The Minnesota Department of Health has come under fire for its slow pace of vaccinations, so much so, the state had to make a rule that if one provider didn’t meet the vaccination numbers goal within a certain number of days, its allotment would be taken away and given to another provider.

The doses the St. Cloud VA gets, according to Chief of Pharmacy JD Anderson, are used within a day or two.

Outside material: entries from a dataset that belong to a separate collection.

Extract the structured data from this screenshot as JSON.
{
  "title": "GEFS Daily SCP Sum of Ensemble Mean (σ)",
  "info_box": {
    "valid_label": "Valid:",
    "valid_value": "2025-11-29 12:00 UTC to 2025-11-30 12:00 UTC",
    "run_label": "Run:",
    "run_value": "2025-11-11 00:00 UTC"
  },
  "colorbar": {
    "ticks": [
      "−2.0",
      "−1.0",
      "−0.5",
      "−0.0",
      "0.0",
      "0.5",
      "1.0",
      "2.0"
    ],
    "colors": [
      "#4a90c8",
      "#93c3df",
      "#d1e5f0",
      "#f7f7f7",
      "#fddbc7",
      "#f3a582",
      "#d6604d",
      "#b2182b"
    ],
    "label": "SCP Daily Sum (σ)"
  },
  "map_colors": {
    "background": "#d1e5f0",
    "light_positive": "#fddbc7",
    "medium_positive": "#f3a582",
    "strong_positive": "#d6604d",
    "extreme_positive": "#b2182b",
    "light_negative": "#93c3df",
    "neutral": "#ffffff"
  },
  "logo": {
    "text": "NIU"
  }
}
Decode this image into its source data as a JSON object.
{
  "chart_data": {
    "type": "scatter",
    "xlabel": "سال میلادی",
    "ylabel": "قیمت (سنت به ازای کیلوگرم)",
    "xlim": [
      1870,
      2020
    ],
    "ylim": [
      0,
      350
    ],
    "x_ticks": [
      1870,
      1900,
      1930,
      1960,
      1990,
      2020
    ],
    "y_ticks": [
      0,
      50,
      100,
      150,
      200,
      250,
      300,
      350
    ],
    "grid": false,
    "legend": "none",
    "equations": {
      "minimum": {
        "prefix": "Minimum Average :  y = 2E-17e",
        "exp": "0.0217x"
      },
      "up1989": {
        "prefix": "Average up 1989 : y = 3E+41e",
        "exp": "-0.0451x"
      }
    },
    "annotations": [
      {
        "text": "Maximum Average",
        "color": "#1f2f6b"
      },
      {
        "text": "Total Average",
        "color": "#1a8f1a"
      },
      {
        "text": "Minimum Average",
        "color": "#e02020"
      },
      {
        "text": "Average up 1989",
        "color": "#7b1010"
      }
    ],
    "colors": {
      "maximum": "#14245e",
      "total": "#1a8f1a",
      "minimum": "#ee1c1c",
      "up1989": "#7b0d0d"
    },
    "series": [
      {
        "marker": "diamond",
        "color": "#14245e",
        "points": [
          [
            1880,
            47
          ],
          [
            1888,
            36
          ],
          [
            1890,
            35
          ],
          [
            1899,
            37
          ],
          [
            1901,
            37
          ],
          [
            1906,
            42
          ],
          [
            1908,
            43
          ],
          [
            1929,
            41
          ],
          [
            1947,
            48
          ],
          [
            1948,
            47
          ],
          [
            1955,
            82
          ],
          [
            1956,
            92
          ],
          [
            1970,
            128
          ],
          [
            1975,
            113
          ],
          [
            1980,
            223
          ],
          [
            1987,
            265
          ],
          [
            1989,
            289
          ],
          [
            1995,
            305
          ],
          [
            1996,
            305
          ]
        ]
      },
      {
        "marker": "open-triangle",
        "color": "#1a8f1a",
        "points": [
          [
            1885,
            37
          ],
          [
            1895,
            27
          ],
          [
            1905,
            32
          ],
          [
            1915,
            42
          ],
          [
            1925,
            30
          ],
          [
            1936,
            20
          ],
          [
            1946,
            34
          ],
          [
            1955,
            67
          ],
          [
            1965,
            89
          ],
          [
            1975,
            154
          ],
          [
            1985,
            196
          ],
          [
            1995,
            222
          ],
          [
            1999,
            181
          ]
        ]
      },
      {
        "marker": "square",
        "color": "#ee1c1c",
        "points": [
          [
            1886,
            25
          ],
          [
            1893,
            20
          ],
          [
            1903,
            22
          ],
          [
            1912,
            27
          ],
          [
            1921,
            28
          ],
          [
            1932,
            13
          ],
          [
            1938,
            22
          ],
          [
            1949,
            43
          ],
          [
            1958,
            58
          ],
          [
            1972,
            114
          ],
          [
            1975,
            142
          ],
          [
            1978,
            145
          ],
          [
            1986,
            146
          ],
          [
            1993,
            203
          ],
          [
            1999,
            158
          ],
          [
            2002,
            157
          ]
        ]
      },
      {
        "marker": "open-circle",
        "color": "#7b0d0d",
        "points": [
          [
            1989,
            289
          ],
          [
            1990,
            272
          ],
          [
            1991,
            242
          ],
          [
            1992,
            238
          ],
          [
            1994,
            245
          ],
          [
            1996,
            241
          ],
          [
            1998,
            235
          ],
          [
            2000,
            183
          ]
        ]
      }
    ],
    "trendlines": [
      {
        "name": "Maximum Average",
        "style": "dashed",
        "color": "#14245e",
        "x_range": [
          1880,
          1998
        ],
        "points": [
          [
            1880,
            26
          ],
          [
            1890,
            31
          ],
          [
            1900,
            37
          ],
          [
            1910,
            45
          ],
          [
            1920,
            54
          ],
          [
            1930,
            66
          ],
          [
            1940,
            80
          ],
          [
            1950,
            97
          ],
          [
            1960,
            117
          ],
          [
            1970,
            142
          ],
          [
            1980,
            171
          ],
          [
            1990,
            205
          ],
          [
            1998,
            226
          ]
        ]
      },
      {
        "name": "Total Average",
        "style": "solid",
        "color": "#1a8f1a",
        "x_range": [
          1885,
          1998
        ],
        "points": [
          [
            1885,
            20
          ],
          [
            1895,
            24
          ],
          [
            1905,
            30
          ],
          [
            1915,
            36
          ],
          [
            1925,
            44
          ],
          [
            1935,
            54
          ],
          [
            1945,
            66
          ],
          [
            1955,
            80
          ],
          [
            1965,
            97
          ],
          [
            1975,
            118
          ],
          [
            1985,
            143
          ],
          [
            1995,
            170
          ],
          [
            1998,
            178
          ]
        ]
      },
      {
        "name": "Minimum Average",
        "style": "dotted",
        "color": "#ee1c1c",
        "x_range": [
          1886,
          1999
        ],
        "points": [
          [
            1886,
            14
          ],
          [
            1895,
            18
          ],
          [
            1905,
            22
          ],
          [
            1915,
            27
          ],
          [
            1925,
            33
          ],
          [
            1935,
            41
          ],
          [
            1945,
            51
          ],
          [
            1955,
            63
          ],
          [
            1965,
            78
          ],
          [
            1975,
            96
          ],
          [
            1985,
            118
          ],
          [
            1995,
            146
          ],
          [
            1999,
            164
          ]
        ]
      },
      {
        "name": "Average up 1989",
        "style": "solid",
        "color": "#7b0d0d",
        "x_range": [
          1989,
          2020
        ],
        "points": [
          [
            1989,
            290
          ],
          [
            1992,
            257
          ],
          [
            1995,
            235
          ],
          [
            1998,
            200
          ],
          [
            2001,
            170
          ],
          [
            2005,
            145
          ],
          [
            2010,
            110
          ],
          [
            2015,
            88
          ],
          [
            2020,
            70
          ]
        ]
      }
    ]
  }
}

“We receive notice on Wednesday or Thursday the week before our shipment arrives. And when that when that last situation occurred, when we got a larger surplus than we were used to, we quickly adapted and changed our model to accommodate all of those doses and they were all gone in seven days. So we’ve effectively executed a model where we’re getting first doses on a Monday or a Tuesday and they are exhausted by next Monday or Tuesday and, and same with our second dose as they arrive on a Tuesday or Wednesday, and we’re using those within the next week as well. So we really feel like we’re hitting our stride and that we’re executing the model that we’ve been testing and all throughout this effort.”

The VA Healthcare System is relatively insulated from vaccine shortages elsewhere as their allotment system is separate, but Anderson says, taking the 30,000-foot view of the situation, this is a monumental effort by manufacturers and the government to roll this out and have a vaccine ready less than a year after the first case was diagnosed in Minnesota.